Soon enough, you’ll leave the Bronx, and cross the Madison Avenue Bridge back into Manhattan. This is where I hit the wall two years ago, big time. Know that once you’re back into Manhattan, you’re almost done. It seems like you have a long way to go, but it goes very quickly, I promise. You’ll run south on Fifth Avenue and will see a park–but it’s NOT Central Park, it’s Marcus Garvey Park. This throws some people off, so just be aware of it. Once you get around the park, you’ll continue through Harlem as you approach the “real” park. As you approach 110th St., get ready, you’re about to tackle the last challenging part of the course, the 5th Avenue Hill. I’m not going to sugarcoat it…this hill sucks. It goes from about 110th St. to 90th St., with a couple of breaks in the middle. It’s not the steepest hill you’ll ever run up, but it’s long, especially at Mile 22/23. The best thing to do is to know to be ready for the hill, and that, when it’s over, you’re so close to being finished.

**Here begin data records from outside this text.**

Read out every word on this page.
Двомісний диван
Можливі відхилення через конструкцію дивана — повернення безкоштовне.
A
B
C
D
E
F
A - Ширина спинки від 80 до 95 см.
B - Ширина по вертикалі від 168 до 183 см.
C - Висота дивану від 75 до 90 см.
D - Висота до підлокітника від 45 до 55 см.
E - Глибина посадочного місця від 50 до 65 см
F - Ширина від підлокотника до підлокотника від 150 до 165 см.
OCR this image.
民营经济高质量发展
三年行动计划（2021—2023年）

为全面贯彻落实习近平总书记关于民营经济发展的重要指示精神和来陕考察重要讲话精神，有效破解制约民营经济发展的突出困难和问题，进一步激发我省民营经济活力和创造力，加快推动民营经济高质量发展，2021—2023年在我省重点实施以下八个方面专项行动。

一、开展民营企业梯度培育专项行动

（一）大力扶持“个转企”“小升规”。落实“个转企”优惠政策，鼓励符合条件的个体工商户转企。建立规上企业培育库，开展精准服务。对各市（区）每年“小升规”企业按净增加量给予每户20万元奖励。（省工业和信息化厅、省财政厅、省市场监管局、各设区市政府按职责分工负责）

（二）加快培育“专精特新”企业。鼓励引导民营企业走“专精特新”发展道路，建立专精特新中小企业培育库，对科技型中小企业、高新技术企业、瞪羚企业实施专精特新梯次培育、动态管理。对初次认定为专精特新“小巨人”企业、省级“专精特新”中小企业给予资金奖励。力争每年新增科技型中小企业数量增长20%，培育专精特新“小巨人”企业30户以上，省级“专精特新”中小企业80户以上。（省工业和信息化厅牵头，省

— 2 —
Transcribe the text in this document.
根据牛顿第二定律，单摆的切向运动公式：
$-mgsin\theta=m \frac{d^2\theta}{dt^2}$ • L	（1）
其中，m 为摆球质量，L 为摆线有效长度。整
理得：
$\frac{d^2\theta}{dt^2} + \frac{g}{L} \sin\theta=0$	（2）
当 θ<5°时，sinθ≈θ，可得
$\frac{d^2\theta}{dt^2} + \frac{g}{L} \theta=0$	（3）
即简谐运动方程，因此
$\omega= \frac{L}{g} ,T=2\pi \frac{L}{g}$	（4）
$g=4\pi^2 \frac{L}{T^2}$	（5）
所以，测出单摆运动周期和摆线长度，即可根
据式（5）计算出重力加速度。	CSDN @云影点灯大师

When you do crest the hill, at 90th Street, you’ll make a right into Central Park, and then a quick left onto East Drive. For local runners, this is a special part of the race, because many of us train here . The park is the last leg of the race, and it’s packed. This part of the race will probably be a total blur, but I’ll walk you through it anyway. After entering the park, you’ll run about 1/2-3/4 of a mile on flat ground before descending down Cat Hill (look to the right as you run down the hill to see the statue of a panther on the rocks). After getting to the bottom of the hill, you’ll have a couple of small rolling hills to deal with (you probably won’t even feel them at this point), before (briefly) leaving the park at 59th Street and making a turn onto Central Park South. At this point, you’ll see the Time Warner Center looming in the distance. Run there, as quickly as you can. The crowds will be large, and will be making a lot of noise, but you won’t care about anything but getting to the finish line ASAP. When you get to Columbus Circle, you’ll make a right and re-enter the park. This is where you let it all go, and use every bit of energy you have in reserve to finish strong. With flags lining either side of the path, you’ll run past the Sheep Meadow, up the final hill of the race, and across the finish line, where you’ll get your medal, a heat sheet, a bag of food and drinks, and the incredible satisfaction of having completed the New York City Marathon.
From there, you’ll exit the park at one of three exits depending on whether you are running with a charity (first exit), not checking a bag (second exit) or checking a bag (third exit). As far as meeting up with people goes, you’ll want to do so in a place that’s a little off the beaten path (I’d recommend as far north as possible), as things get very, very crowded. Make sure to hydrate, eat (you’ll be ravenous, so not a problem), and wear your medal around the city for the rest of the day (seriously, do this, it’s pretty awesome to have people congratulating you). Also, it’s good to shower at some point.
Most importantly, have the time of your life running through the greatest city in the world!